Prof. Wallace talks about the influence of William Nealy, his older sister’s husband, on his life, in stunning prose that addresses the beauty and pain of knowing and losing someone. 

He writes, “It was lucky for me to have met him when I did. He was the one who would give me the idea for the life I ended up living, even if what I ended up doing was nothing like him or what he did. He showed me how it was done: experience, imagine, then create. Every book I’ve written is dedicated to him in invisible ink. I doubt I would have written a one of them without him, or that I would ever have considered being an artist at all” (8-9)

In his author’s note, Prof. Wallace notes that he was not trying to solve his brother-in-law’s suicide or find comfort, but “to try and understand him and tell his story the best I could.” There, he includes the National Suicide Prevention Lifeline number, (800) 273-8255, the three-digit code, 988, and the text line, 741741.

Continue reading to learn more about Prof Wallace’s writing process:

How would you describe your approach to writing?

I’m not a planner; that means I don’t know what I’m going to write before I write it. It’s improvisational, and surprising, the same way it should be for a reader coming to my work for the first time. So I try to come to it with an open mind, a blank slate, and let the information I get from the first sentence lead me to the second, and so on for hundreds of pages. The second approach, and one that’s equally if not more important, is to put in the hours necessary for the production of a story or a book. It’s work. It’s showing up. And of course there’s revision, which is never-ending.

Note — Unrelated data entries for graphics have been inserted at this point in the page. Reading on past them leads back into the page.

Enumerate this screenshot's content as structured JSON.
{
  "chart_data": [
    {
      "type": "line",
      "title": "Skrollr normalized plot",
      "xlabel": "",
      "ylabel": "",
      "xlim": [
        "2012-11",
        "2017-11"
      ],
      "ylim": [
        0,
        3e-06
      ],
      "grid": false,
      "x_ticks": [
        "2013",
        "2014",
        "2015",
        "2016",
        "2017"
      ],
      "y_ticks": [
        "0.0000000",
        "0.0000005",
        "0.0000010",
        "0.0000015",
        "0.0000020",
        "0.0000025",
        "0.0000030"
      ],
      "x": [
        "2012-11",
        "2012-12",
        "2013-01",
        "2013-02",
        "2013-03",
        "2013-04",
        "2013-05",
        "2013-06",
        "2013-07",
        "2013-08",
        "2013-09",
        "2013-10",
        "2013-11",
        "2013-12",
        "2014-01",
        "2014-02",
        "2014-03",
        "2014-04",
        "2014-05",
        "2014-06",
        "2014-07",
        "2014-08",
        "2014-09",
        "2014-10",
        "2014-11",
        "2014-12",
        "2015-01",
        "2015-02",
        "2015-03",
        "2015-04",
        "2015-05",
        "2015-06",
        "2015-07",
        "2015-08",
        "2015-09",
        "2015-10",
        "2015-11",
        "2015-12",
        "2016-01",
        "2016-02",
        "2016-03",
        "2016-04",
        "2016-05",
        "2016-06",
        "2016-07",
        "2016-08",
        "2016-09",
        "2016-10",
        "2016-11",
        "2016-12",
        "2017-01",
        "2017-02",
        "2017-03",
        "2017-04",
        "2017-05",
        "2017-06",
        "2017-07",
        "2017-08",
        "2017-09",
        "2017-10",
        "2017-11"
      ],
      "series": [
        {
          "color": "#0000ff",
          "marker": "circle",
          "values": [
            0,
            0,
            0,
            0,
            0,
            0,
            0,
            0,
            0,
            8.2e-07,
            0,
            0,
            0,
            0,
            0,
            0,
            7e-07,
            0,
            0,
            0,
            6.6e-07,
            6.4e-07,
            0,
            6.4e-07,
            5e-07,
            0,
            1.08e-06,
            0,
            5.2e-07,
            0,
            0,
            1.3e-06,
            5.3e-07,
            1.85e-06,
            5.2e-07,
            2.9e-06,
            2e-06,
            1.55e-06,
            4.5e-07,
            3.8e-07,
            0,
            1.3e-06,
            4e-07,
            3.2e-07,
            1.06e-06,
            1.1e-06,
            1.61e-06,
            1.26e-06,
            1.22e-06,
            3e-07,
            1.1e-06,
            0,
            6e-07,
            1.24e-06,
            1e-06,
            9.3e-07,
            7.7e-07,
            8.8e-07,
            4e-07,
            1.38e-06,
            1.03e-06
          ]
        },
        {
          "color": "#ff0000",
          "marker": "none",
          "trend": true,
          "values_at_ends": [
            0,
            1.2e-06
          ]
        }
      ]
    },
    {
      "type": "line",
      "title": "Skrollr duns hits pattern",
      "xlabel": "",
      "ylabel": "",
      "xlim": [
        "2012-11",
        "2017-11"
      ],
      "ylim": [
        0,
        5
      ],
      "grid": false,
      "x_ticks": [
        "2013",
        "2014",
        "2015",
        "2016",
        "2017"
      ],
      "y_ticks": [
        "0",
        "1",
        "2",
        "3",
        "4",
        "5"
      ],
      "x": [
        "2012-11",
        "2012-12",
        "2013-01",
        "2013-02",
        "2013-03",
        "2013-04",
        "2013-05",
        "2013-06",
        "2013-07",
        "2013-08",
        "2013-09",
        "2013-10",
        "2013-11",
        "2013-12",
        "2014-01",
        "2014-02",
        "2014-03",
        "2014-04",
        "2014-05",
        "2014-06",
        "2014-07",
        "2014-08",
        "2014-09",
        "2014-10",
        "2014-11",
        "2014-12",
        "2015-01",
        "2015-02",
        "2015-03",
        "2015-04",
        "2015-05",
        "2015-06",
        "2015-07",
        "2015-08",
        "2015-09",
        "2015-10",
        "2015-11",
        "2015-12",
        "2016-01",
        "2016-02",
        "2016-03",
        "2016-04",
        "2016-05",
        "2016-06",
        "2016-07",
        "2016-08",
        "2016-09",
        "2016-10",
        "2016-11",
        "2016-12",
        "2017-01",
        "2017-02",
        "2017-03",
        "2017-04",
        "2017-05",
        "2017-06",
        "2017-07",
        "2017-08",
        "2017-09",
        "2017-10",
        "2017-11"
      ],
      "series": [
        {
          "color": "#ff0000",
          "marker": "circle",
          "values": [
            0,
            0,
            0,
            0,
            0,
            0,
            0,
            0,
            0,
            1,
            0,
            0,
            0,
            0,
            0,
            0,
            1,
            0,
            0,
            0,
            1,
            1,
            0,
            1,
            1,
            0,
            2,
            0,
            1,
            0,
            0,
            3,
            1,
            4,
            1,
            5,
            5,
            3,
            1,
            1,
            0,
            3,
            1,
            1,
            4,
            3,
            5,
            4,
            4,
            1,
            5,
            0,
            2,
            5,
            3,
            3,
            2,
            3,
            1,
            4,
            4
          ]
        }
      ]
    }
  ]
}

What is your favorite part of being a writer?

My favorite part of being a writer is that, when I’m lucky, I fall into a spell, immerse myself into my work so deeply I have no idea how much time has passed as the story unfolds. I’m not in this world, I’m in the one I’m creating as I go. Even with a book of non-fiction, which distinguishes itself from fiction solely by being true, or factual, it’s still a story. It still has to be engaging. The other favorite part is that, when I’m successful, I move a reader the same way I was moved. It’s something we share.

What did you learn when writing the book?

I learn something from every book, but this one more than any of the others. This is especially interesting in that it’s non-fiction. I thought I knew everyone in the book; I thought I knew myself. But I don’t think it’s possible to understand life, to understand yourself, without the clarifying tool we all have at our disposal: words. Our minds are a swampy morass of experience and complicated feelings: how are you supposed to make sense of it all if that’s the only place where our experience and ideas reside? Every book is a detective story, but This Isn’t Going to End Well really is. I was the detective, but I was also the quarry.